Authors: Zhaoxian Wu, Tayfun Gokmen, Malte Rasch, Tianyi Chen

NeurIPS 2024 | Conference PDF | Archive PDF | Plain Text | LLM Run Details

Reproducibility Variable Result LLM Response
Research Type Experimental The simulations verify the correctness of the analyses. 5 Numerical Simulations. In this section, we verify the main theoretical results by simulations on both synthetic datasets and real datasets.
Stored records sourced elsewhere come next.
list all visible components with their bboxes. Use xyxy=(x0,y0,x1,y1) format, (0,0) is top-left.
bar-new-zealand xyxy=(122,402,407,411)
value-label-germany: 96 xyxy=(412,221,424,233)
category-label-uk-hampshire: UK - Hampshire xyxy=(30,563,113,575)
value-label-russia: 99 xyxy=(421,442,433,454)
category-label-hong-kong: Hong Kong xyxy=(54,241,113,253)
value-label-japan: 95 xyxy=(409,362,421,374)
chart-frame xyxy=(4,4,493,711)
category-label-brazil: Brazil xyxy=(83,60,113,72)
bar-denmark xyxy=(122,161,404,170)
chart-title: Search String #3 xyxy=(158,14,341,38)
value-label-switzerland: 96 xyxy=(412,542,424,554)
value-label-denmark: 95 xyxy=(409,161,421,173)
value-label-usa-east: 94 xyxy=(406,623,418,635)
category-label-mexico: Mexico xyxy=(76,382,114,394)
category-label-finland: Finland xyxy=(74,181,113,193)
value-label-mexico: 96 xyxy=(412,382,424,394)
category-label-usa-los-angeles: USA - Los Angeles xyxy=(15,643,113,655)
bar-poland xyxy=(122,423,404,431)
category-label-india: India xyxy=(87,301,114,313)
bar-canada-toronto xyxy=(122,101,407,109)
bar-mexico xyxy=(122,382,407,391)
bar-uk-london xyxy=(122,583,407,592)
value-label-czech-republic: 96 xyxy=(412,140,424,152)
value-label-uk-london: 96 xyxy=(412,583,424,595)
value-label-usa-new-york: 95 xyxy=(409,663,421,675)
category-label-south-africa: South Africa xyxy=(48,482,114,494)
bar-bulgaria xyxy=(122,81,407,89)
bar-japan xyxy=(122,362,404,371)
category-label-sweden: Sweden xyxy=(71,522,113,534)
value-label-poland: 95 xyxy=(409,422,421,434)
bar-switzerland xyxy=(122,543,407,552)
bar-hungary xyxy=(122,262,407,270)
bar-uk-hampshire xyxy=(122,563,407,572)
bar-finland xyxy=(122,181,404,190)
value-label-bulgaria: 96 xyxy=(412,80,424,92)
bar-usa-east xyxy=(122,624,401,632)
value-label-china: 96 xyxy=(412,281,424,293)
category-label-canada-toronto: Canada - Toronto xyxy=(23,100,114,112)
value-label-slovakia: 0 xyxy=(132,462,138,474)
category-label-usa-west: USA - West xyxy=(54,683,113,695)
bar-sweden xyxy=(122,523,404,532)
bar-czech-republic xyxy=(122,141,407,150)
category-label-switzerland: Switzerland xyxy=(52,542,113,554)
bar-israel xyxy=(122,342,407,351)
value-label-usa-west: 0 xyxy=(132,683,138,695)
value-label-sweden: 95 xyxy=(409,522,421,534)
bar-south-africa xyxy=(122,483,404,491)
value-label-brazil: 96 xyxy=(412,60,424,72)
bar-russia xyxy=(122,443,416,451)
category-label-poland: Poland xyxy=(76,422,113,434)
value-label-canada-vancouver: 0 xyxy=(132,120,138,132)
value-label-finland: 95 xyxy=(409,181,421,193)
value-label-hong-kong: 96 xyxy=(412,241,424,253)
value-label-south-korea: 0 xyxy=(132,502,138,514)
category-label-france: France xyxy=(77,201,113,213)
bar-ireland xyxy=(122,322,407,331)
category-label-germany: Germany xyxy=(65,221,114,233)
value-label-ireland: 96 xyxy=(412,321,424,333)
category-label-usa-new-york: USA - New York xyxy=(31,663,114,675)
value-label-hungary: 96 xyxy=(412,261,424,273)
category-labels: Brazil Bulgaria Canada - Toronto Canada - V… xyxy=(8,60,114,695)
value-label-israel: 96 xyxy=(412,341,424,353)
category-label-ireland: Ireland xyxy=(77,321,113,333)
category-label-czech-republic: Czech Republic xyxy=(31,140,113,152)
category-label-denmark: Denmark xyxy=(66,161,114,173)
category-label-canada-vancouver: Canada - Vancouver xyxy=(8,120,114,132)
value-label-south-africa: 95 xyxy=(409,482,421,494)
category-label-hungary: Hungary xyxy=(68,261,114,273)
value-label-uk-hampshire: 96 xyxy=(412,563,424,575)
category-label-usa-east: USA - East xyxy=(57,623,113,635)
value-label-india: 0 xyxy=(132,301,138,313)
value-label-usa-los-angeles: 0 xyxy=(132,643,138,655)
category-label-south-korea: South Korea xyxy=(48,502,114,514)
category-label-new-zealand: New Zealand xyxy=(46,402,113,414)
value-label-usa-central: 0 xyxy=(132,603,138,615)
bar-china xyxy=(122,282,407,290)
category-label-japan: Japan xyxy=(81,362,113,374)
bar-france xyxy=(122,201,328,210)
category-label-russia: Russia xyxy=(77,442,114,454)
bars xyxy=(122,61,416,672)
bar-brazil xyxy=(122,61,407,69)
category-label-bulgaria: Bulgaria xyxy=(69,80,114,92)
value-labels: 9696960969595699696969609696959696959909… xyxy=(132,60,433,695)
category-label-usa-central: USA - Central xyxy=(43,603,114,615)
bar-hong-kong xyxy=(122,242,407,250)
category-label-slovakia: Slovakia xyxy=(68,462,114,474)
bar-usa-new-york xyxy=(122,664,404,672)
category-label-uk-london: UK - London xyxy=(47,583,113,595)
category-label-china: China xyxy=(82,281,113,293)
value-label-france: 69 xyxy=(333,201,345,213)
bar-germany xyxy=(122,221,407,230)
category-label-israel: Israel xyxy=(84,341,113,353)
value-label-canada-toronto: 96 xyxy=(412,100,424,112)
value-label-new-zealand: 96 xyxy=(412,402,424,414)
Researcher Affiliation Collaboration Zhaoxian Wu Rensselaer Polytechnic Institute Troy, NY 12180 wuz16@rpi.edu Tayfun Gokmen IBM T. J. Watson Research Center Yorktown Heights, NY 10598 tgokmen@us.ibm.com
Pseudocode No The paper describes algorithms like Digital SGD, Analog SGD, and Tiki-Taka through mathematical equations and textual explanations, but does not include structured pseudocode blocks or figures explicitly labeled as 'Algorithm' or 'Pseudocode'.
Open Source Code Yes The code of our simulation implementation is available at github.com/Zhaoxian-Wu/analog-training.
Open Datasets Yes CIFAR10 dataset, MNIST dataset, We train Fullyconnected network (FCN) and convolution neural network (CNN) models on MNIST dataset, We also train three Resnet models with different sizes on CIFAR10 dataset.
Dataset Splits No The paper does not explicitly state train/test/validation dataset splits (e.g., percentages, absolute counts, or references to predefined splits). It mentions 'The batch size is 10 for all algorithms.' and 'The batch size is 8 for all algorithms.' and 'The batch size is 128 for all algorithms.' but this is about batching, not data splitting.
Hardware Specification Yes We conduct our experiments on an NVIDIA RTX 3090 GPU, which has 24GB memory and maximum power 350W.
Software Dependencies No We use the PYTORCH to generate the curves for SGD in the simulation and use open source toolkit IBM Analog Hardware Acceleration Kit (AIHWKIT) [27] to simulate the behaviors of Analog SGD; see github.com/IBM/aihwkit. While tools are mentioned, specific version numbers for these software components are not provided (e.g., PyTorch 1.x, AIHWKIT 0.x).
Experiment Setup Yes The learning rates are α = 0.1 for SGD, α = 0.05, β = 0.01 for Analog SGD or Tiki-Taka. The batch size is 10 for all algorithms. The learning rates are set as α = 0.1 for digital SGD, α = 0.05, β = 0.01 for Analog SGD or Tiki-Taka. The batch size is 8 for all algorithms. The learning rates are set as α = 0.15 for digital SGD, α = 0.075, β = 0.01 for Analog SGD or Tiki-Taka. The batch size is 128 for all algorithms.